Guibert Jean-Marie was a lieutenant and air gunner-observer during the First World War. Born in Trinité on April 9, 1895, he continued his studies at the Lycée de Fort-de-France. He then moved to Paris and enlisted in the army in April 1913.
First an artilleryman, he was appointed observer in February 1917, with the rank of second lieutenant. With its role of observer, usually placed at the rear of a two-seater aircraft, it carried out intelligence missions. He had a double machine gun to defend the aircraft, the pilot was unarmed.
Besides Jean-Marie, two other Martinicans served in the air force as an observer or gunner, they are Sainte-Luce Calixte and Hébert Rosenard. Jean-Marie was assigned to the C224 squadron.
In September 1917, Jean-Marie was injured on landing, which earned him his third citation. Jean-Marie, crewed with Lieutenant Pellerin, shot down an enemy plane on June 28, 1918. But unfortunately for him, he would not come out of the war alive.

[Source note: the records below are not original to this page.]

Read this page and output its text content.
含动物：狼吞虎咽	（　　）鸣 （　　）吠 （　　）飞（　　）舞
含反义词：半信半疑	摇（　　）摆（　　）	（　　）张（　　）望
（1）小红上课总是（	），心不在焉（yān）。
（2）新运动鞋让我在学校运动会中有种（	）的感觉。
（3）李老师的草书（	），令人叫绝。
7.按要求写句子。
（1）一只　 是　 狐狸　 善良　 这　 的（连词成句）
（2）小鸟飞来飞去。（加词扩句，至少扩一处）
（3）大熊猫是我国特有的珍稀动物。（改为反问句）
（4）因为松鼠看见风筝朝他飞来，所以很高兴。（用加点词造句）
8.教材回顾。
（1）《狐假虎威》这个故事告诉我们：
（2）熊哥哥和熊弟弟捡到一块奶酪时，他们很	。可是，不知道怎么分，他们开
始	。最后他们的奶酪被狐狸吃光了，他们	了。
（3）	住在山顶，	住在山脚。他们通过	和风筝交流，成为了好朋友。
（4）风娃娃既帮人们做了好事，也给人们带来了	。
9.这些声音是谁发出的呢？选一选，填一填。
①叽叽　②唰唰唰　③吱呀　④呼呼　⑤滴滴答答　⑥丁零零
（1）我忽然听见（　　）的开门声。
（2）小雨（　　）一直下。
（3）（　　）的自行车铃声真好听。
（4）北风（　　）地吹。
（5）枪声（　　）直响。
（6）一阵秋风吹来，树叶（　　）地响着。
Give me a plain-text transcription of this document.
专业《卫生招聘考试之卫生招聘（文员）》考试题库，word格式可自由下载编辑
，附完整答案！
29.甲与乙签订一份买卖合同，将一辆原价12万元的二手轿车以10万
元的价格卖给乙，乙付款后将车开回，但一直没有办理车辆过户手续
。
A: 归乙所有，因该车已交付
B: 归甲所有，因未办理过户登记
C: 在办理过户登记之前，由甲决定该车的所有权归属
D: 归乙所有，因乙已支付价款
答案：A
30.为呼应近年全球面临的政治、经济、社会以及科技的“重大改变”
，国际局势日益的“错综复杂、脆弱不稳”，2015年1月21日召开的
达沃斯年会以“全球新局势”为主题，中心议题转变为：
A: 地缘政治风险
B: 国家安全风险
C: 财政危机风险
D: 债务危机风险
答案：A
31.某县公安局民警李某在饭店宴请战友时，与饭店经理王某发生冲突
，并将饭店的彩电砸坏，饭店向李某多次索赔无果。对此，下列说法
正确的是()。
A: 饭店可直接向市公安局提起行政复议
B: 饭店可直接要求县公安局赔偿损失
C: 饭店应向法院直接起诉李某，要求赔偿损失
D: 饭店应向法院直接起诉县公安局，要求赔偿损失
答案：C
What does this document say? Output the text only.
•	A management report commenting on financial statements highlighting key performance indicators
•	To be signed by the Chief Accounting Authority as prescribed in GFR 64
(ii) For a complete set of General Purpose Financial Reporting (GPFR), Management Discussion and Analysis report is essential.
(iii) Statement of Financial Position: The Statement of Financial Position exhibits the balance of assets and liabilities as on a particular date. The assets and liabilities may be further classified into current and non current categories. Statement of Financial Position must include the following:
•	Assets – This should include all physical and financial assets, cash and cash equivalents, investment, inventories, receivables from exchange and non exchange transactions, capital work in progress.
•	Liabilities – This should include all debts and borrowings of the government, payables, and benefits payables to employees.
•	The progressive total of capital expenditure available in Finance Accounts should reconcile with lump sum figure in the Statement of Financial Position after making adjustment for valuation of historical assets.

On September 2, 1918, attacked by 10 German planes, Lieutenant Jean-Marie and his pilot, Captain Marie-Henri Lamasse, bravely fought, but their Bréguet 14 A2 was shot down at Chavigny, near Soissons (Aisne).
The deaths of Jean-Marie and Lamasse were avenged by their comrades who managed to find the enemy squadron and decimate it. He rests, as well as his teammate, in the cemetery of Vaumoise (Oise). Already holder of the Croix de Guerre, in October 1918, posthumously, he received his fifth citation and the cross of the Legion of Honor.